Chanel West Coast — real name Chelsea Chanel Dudley — released “Sharon Stoned” in 2018. The song, as the suit notes, turns Stone’s name into a hook, while the video (released in April) finds Dudley recreating some famous Stone movie scenes, including the Basic Instinct interrogation. The suit alleges that Dudley’s intention from the start — with both the song and video — was to “trade on the fame and publicity rights of Sharon Stone for [her] commercial gain.”
In a statement, Dudley said she was “surprised and disappointed” about the lawsuit and claimed that not only was Stone fully aware of the song, but was briefly set to appear in the music video.
“Sharon pulled out of participating in the music video the day of the shoot after months of conversations, in-person meetings with myself and the director, two dance rehearsals and even had her own ideas that she shared with myself and my team for the collaborative on the video,” Dudley said. “To be frank, the entire production team and myself were surprised when she walked off. Nonetheless, the shoot proceeded. I am an artist who was expressing myself through music by making a song and video about someone whom I greatly admire. I only had the best intentions to create something visually amazing that highlights Sharon Stone as well as myself and for that I have done nothing wrong.”

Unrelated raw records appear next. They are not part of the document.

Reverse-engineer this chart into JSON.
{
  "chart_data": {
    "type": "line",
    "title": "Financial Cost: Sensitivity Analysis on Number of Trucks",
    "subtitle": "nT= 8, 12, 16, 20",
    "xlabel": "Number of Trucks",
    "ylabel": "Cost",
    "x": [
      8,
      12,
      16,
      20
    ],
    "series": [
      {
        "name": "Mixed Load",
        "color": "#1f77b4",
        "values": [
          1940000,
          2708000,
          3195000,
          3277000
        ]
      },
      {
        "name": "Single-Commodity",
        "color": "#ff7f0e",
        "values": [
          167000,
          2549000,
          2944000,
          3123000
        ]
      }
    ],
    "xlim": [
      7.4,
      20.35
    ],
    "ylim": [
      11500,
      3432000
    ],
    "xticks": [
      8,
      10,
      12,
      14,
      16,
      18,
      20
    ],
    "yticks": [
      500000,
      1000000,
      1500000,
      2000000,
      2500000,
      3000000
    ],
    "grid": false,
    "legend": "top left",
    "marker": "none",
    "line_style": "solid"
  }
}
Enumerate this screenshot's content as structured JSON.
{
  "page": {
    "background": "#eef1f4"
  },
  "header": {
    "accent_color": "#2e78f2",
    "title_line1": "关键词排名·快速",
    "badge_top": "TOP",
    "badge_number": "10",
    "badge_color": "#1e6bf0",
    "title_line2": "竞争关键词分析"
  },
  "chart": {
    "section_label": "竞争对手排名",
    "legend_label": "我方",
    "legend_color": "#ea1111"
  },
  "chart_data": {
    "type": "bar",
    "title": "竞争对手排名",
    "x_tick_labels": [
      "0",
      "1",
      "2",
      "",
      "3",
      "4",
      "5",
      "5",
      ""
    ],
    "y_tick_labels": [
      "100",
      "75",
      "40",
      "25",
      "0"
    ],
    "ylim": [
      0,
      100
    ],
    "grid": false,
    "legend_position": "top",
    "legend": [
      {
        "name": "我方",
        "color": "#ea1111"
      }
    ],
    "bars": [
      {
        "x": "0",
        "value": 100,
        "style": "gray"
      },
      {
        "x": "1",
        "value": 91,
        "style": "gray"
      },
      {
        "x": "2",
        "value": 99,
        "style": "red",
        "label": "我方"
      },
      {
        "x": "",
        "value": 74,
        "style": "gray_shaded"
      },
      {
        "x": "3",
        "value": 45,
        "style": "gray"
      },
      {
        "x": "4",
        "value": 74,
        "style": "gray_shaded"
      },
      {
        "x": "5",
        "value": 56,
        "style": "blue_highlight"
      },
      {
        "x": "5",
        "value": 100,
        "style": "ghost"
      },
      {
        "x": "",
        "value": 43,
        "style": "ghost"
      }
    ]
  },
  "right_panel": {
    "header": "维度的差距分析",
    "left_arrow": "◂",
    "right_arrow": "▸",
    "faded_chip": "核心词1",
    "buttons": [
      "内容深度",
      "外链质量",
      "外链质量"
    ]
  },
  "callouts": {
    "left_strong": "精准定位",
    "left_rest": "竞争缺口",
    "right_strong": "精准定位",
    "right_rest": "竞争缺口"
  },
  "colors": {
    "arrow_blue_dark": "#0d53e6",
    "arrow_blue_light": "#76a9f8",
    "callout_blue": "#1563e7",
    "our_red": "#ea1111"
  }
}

A representative for Stone did not immediately return Rolling Stone‘s request for comment.
The suit contains a detailed breakdown of Stone’s acting and philanthropic work, and argues that the actress “maintains strict control over the manner in which her name, likeness, image, identity and persona are used.”
To that end, the suit calls Dudley “an aspiring rap artist who has desperately sought to garner credibility and stature in the hip-hop community,” and accused her of trying to gain clout “by invoking and trading on the celebrity status and fame of others.” The suit cites as evidence a 2017 BET article summing up reactions to Dudley’s claims that she was as talented as Drake and Kanye West during an appearance on VH1’s Love & Hip Hop Hollywood.
The suit alleges that Dudley was trying to do the same with “Sharon Stoned,” noting that the song features the name “Sharon Stone” 33 times and the name “Sharon” 99 times. It also features past quotes from Dudley in which she discusses wanting to “redo some classic, iconic Sharon Stone movie scenes” in the song’s video.
Ultimately, the suit alleges that in using Stone’s name in the song and incorporating her likeness in the video, Dudley not only infringed upon Stone’s identity but used Stone’s name “as a celebrity endorser” without her permission and consent. (The suit also claims that because the video features product placement for Shine rolling papers, it effectively made Stone a “celebrity endorser to promote the sale of cannabis paraphernalia without her permission or consent.”)
The suit claims that the “Sharon Stoned” song and video show a “disregard of Sharon Stone’s right of privacy and publicity, and of her exclusive right to control the use and exploitation of her name, likeness, image, identity and persona.” The suit seeks punitive damages and any profits Dudley may have made from the song and video.